Мое детство грубо оборвалось в 1941 году. Когда мы вышли из ледника Йонаса, я перестала быть ребенком, но еще не готова была к роли взрослого человека. Мое развитие в гетто остановилось. Я больше не отмечала дней рождения, не переходила из класса в класс, как это бывало в обычной жизни. Физически я не изменялась, оставаясь такой же маленькой и несформировавшейся. Да, в гетто я стала старше на три года, но физиологически и психически продолжала оставаться все той же девочкой, какой была в 1941 году. Я не расставалась с куклой Лесли, постоянно вспоминала детали моего счастливого детства во Франкфурте: рояль, на котором играла мама, ее элегантные платья, отцовскую трубку и его черную сатиновую ермолку, красную шестиконечную звезду на медицинской шапочке Кенди. Возможно, это помогло мне сберечь свою душу от разрушения посреди всеобщей разрухи.

Войне, казалось, не будет конца. Мы не знали, удастся ли евреям снова когда-нибудь жить, как нормальным, свободным людям. Три года в нашей жизни ничего не менялось к лучшему и, мы уже начинали терять надежду.
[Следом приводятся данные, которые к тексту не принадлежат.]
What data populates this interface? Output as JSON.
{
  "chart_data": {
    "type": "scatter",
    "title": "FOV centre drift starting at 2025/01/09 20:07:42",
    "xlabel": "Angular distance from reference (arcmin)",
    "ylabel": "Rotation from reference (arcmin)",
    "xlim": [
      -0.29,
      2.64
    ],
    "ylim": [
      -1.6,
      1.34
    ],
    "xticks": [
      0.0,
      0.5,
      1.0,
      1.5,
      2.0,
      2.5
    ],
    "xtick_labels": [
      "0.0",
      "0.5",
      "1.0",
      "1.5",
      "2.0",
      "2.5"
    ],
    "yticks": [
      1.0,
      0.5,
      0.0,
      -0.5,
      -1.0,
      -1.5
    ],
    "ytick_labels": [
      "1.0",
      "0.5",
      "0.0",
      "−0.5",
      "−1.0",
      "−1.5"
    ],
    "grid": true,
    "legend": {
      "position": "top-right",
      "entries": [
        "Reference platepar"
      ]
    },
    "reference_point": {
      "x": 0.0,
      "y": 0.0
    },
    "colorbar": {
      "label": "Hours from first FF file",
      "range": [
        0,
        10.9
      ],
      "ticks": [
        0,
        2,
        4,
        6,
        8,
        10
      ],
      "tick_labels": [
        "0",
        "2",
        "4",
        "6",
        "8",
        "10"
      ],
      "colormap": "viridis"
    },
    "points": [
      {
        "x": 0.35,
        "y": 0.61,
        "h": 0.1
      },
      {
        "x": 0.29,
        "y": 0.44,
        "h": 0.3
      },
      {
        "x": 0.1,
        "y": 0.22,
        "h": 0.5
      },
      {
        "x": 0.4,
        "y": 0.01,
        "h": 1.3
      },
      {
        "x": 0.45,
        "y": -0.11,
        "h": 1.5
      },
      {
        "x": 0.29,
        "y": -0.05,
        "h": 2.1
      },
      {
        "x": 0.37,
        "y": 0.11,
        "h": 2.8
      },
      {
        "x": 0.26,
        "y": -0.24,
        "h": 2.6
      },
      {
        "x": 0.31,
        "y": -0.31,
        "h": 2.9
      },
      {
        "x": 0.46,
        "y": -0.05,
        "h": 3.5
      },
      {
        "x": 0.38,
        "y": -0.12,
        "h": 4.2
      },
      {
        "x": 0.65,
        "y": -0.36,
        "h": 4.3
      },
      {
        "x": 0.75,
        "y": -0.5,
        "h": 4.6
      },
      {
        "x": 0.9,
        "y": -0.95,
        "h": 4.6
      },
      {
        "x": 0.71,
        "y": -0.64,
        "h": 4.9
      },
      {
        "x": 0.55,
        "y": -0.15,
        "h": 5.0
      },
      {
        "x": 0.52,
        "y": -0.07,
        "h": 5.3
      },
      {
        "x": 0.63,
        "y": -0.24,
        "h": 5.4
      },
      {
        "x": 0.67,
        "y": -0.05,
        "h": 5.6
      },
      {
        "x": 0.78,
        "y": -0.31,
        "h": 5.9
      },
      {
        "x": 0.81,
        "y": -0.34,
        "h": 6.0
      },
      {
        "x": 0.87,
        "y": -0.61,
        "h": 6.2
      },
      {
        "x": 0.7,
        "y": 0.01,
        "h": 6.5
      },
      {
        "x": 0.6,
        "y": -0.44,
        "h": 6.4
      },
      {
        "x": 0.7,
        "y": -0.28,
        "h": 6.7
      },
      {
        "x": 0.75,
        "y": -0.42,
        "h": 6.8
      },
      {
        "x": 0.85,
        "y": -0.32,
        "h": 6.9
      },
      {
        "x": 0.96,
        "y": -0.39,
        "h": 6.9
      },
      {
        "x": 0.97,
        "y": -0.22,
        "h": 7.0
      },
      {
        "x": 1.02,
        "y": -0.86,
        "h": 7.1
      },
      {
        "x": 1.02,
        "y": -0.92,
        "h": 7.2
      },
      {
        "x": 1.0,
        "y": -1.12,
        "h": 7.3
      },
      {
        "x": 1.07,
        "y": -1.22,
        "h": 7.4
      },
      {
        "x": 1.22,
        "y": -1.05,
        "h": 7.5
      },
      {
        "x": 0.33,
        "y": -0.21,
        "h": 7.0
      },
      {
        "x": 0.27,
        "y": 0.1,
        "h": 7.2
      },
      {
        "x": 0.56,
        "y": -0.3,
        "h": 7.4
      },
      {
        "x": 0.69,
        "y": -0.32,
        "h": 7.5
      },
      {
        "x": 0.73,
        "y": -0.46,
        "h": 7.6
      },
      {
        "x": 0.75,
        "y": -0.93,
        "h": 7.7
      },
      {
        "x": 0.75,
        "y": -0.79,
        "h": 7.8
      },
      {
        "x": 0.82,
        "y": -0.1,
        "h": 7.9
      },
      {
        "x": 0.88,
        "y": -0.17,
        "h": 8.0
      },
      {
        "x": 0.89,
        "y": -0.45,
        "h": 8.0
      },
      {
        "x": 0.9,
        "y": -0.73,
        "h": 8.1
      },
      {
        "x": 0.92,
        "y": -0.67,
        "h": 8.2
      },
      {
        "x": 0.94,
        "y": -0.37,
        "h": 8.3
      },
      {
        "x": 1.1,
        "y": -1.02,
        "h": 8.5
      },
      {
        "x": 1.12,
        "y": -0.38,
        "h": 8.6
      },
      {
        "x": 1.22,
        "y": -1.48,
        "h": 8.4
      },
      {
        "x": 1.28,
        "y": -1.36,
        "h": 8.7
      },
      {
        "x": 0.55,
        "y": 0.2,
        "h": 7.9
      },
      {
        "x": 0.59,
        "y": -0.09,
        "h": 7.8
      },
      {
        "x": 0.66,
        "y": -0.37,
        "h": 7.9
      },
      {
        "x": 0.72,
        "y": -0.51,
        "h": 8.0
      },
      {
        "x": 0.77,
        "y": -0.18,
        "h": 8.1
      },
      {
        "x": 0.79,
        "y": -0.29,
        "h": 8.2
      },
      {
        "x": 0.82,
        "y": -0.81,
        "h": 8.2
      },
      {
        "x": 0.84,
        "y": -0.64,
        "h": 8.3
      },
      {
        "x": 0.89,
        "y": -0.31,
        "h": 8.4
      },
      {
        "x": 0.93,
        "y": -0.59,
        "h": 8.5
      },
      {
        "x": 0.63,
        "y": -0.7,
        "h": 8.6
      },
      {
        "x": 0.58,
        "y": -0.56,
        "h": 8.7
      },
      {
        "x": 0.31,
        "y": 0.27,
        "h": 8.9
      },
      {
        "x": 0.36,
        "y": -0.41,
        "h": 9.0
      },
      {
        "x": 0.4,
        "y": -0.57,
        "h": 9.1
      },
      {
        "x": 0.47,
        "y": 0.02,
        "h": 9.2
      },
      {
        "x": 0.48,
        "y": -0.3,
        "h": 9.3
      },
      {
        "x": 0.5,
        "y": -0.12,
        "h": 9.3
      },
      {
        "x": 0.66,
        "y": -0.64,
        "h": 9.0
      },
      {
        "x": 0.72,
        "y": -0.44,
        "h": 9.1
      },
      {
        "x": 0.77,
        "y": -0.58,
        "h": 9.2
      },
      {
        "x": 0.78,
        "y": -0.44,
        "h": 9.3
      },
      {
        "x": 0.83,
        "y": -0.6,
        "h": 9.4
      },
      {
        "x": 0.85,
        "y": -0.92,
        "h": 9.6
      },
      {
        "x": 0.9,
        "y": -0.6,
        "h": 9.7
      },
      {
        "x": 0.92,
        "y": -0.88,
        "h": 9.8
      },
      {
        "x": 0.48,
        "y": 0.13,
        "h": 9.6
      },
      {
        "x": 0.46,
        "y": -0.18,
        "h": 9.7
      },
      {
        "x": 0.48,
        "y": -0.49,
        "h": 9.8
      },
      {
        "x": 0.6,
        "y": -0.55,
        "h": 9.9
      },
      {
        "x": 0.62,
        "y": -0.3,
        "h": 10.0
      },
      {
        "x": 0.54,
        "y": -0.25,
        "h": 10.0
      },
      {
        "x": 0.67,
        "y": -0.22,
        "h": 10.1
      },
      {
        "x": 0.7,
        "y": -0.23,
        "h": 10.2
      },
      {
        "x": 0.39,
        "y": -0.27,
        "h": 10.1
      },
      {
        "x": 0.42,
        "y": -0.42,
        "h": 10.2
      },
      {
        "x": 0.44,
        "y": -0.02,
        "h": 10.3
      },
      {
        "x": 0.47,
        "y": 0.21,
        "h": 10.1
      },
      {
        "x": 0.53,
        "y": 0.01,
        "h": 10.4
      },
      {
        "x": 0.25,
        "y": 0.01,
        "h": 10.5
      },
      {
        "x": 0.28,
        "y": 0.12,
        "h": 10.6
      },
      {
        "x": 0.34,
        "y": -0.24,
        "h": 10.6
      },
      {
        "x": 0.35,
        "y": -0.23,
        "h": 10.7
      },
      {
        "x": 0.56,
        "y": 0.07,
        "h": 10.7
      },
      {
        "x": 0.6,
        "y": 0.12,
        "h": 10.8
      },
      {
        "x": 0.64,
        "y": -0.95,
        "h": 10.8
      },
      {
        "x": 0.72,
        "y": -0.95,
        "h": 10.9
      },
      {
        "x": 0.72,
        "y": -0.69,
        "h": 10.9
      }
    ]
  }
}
Последние месяцы в гетто оказались самыми тяжелыми. На работе немцы выжимали из нас последние силы, а еды давали все меньше. Мы, конечно, догадывались, что они проигрывают войну. Прислушиваясь к их разговорам, мы узнали, что союзники высадились в Нормандии, а с востока наступает Красная Армия. С одной стороны, это нас радовало перспективой освобождения, с другой – мы опасались, что немцы, прежде чем оставить гетто, попытаются нас уничтожить. Как тут быть? Дядя Якоб решил оборудовать в подвале настоящий бункер, вмещающий всю семью, чтобы мы смогли отсидеться там до прихода русских. Мы мучительно размышляли, что делать? Если пойти к месту сбора, то нас посадят в вагоны, куда-то увезут, и что там будет с нами – совершенно неизвестно, а если спрятаться, то немцы, в случае обнаружения, обязательно расстреляют: мы же помнили, что стало с нашим отцом и теми детьми. Но дядя Якоб и мамины родители решили остаться в бункере. «Мы слишком старые», – сказал дедушка. Он был прав: куда бы немцы нас ни привезли, они прежде всего устроят селекцию, а у стариков пройти ее шансов очень мало. Можно сказать: выбора у них не было. А я была еще очень молода и мама тоже не старая, у нас были шансы получить направление на работу – мы могли выжить. И дядя Якоб тоже, но он решил не оставлять стариков и надеялся, что их не найдут.

Мы попрощались с ними и пошли на плац. Через громкоговорители немцы объявили, что нам запрещается брать с собой какое-либо имущество, и я оставила свою Лесли, засунула под кровать в расчете на то, что после войны приеду и найду ее. Немцы построили нас и погнали вниз на вокзал, прямо на перрон. Я не помню, чтобы мне было страшно, мало того, я даже радовалась, что наконец покидаю гетто, потому что страшней его я ничего и вообразить не могла. Кроме того, после смерти отца я стала нечувствительной к потере близких: не было у меня отца, теперь нет бабушки, дедушки, дяди Якоба – это уже не имеет значения. Зато у меня есть мама. Я шла, прижавшись к ней, а Манфред и его жена Дита тоже двигались с нами в этой толпе.

На платформе немцы отделили мужчин от женщин и быстро загнали всех в вагоны, мы даже не успели попрощаться с Манфредом, его жена тоже потерялась в толпе. Это был еще один пример бессмысленной жестокости нацистов: зачем им понадобилось разлучать мужчин и женщин?

Немцы распихали нас по грязным вагонам для перевозки скота, в них не было ни воды, ни туалетов, ни вентиляции. Мы простояли на месте под палящим солнцем весь день и только к вечеру пришел локомотив, и мы тронулись в путь. Через щель я увидела, что гетто охвачено огнем, но домик дедушки и бабушки оставался невредимым. Я надеялась, что им повезло.